One of the potential developments the Framers in 1787 and their colleagues in later ratification deliberations sought to prevent was a European-type state religion -- the Church of England, for example, or in other countries like France, state-supported Catholicism. Another was state interference in the practice of other religions than Christianity, or in the belief in no supreme being at all. In short, the Framers intended with this first amendment's words about religion to afford Americans freedom of religion. There are thus no Constitutional grounds whatsoever for declaring America "a Christian nation". In fact, quite the opposite. A nation where freedom of religion is the rule, is far more descriptive and accurate.

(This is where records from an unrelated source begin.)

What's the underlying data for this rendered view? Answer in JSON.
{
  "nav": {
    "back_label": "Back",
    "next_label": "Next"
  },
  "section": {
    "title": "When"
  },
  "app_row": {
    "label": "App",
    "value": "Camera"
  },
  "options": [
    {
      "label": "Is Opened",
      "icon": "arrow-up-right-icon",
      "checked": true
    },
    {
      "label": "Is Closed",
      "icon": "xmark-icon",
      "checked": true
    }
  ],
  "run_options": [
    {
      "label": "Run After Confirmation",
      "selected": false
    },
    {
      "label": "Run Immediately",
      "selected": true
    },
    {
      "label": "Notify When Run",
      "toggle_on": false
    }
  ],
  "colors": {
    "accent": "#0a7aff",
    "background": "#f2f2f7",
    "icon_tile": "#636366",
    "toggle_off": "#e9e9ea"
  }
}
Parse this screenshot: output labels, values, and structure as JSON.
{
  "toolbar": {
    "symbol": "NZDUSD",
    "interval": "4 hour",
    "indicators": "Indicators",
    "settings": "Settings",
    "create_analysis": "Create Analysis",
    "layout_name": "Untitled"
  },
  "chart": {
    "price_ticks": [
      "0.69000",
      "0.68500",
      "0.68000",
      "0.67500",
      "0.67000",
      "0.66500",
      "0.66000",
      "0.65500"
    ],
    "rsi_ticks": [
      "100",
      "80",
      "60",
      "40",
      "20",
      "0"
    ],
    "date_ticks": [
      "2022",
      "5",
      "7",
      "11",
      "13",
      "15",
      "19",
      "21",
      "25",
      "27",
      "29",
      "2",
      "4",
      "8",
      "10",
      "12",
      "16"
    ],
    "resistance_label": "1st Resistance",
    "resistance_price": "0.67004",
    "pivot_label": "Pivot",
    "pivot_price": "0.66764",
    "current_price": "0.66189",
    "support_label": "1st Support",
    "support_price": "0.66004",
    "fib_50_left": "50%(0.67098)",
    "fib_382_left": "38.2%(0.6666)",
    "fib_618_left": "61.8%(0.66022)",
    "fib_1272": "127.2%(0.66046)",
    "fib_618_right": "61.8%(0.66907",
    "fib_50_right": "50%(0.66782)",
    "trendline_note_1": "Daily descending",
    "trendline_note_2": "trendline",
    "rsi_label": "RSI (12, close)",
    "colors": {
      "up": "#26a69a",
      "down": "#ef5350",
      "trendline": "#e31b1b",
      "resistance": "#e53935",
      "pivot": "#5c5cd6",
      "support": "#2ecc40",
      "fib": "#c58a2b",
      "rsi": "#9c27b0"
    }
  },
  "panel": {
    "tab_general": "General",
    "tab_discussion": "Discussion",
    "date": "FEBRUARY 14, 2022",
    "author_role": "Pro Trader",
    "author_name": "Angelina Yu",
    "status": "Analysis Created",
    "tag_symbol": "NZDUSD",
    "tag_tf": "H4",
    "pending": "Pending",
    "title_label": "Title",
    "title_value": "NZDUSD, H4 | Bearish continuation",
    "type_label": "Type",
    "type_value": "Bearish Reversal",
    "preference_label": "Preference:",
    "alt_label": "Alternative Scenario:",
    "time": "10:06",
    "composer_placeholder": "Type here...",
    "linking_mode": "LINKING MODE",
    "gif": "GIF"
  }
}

This fourth religious revival is in part responsible for some of the extremists in today's U.S. Armed Forces, perhaps even for one or two of those at the U.S. Capitol on January 6, 2021.
Yet it is inarguable that the majority of Americans at the time of the founding were Christians, some of course in name only, others very solidly so. After all, our main provider, so to speak, was Great Britain, where the Anglican Church held great sway. Indeed, one reason for which some Britons -- as well as other Europeans -- left their country was religious persecution. They wanted freedom to practice the religion of their choice, or no religion at all in some cases (Tom Paine, for example, the author of Common Sense, as important a stimulus to Revolutionary War American soldiers as George Washington's leadership).
Today, the American tapestry is variegated, much more than ever before in fact. Jews, Muslims, agnostics, atheists, Zoroastrians, Mormons, Hindus, Buddhists, and a host of others make up our citizenry. Yet that old fundamentalist Christian cri d'coeur is still strong. And it has roots other than the circumstances prevailing at the Founding.
There have been three pronounced Christian religious revival periods in America's colonial and national periods, called by historians "The First Great Awakening" (circa 1730 - 1775), "The Second Great Awakening" (circa 1790 - 1840), and the Third Great Awakening (circa 1850 - 1920). Some religious historians and others claim a Fourth period, somewhere in the middle of the 20th Century. If this latter group is onto something, they were a bit premature. The Fourth is happening today and it's an estimate at best when it started but nothing but certain that it is in full swing today in 2021.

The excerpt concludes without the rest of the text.